The Rudd Government was in difficult political territory. Spending would ease unemployment but would kill their surplus. Rudd and Swan refused to say the word deficit for months until finally admitting it was temporary. The linguistic games left ministers frustrated that Rudd’s office had centralised decision-making to an unacceptable level.
Rudd plotted a large-scale construction program to deter unemployment. He chose schools because they didn’t need much lead time or lengthy council planning approvals. The $16.2b Building the Education Revolution program was supplemented by a $6.6b social housing program and $2.7b on a solar installation package. They gave another $8b sugar-hit cash handout to taxpayers designed to keep money circulating. The total package was 2.4% of GDP in the first year, beyond the IMF measure but reduced to 1.8% in 2010-2011. By the second package in February 2009, Treasury was predicting Australia would avoid a recession. It was a magnificent achievement but there were serious flaws. The solar rebate was so high, it led to huge demand and shonky work practices with fatal results.
There was another casualty of the downturn – the ETS, known in Ruddspeak as the Carbon Pollution Reduction Scheme. The CPRS was due in 2010 but the Government delayed it a year to include extra compensation called a “global recession buffer”. Rudd decided to get his “browner” plan through the Senate with the help of the Liberals rather than with the Greens who wanted tougher environmental action. Opposition leader Malcolm Turnbull was supportive but undone by deep divisions in his own party. The eventual compromise was torpedoed by Liberal hardliners led by Nick Minchin and a spill led to the surprise election of Tony Abbott as opposition leader in December 2009.
Abbott reneged on the CPRS, leaving Labor stranded. Rudd was so sure the Liberals would support it, he spent no time selling it to the public. It would be impossible to run a double dissolution election on a complicated scheme Abbott was calling a “great new tax on everything”. The failure of the Copenhagen climate change talks in December was the nail in the coffin and Rudd delayed the “great moral imperative of our time” to 2013.

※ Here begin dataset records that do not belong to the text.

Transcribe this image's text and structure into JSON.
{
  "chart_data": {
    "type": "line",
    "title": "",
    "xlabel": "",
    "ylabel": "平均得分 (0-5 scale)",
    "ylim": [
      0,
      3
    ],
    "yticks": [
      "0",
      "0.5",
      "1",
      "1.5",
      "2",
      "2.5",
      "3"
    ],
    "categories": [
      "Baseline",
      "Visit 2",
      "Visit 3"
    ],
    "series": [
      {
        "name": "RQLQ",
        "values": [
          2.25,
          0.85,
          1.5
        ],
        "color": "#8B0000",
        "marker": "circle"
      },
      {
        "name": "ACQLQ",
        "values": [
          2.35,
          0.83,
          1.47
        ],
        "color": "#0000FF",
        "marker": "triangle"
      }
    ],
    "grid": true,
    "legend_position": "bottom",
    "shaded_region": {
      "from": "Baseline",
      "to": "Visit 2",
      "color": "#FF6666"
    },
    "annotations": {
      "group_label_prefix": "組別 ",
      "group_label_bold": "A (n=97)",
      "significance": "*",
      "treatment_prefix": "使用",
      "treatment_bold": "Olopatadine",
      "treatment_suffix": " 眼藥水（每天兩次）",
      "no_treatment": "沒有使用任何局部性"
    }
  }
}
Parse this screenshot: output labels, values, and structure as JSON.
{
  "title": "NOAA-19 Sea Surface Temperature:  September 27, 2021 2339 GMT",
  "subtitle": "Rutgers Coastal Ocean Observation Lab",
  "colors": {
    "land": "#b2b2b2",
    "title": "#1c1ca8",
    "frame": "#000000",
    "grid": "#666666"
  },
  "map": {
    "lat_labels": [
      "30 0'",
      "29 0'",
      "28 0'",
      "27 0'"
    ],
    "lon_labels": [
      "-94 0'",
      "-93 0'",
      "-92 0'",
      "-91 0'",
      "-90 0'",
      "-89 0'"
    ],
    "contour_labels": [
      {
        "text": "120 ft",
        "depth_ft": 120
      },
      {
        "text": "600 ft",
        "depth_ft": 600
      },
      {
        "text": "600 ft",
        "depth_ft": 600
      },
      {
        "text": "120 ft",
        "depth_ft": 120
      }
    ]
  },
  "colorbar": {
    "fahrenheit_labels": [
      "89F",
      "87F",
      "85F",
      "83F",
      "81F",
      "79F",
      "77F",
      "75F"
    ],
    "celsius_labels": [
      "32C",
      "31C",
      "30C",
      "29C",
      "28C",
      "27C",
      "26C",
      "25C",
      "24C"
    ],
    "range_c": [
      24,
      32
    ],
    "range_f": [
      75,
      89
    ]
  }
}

As Taylor and Uren’s book approached deadline, Labor’s three-year-long polling honeymoon was over and the Liberals were neck-and-neck in polling. The media hammered Labor over stimulus plan failures. Rudd axed the installation scheme and made Peter Garrett the scapegoat ministerial scalp. The audit office found colossal waste in BER including substandard work and inflexible design. The budget surplus was a mirage and the Government had troubling selling its economic message. During the height of the crisis, ministers could not be frank for fear of damaging confidence, now they couldn’t sell the recovery because it would draw attention to spending issues.
To Rudd and Swan’s credit, they saw the GFC coming earlier than most. They acted quicker than most and deeper and with the help of the Reserve Bank and China, Australia emerged almost unscathed. Abbott ridiculed 25 months of “Whitlamesque spending” but Rudd saved the country from years of austerity with his infrastructure stimulus. What no-one saw was Australia would recover so quickly. His successor Julia Gillard suffered in the 2010 poll but held on with a debt burden that would cripple Australia’s ability to implement real change in the difficult decades to come. As Taylor and Uren concluded, the political shitstorm would be “wilder and more damaging than Kevin Rudd ever imagined”.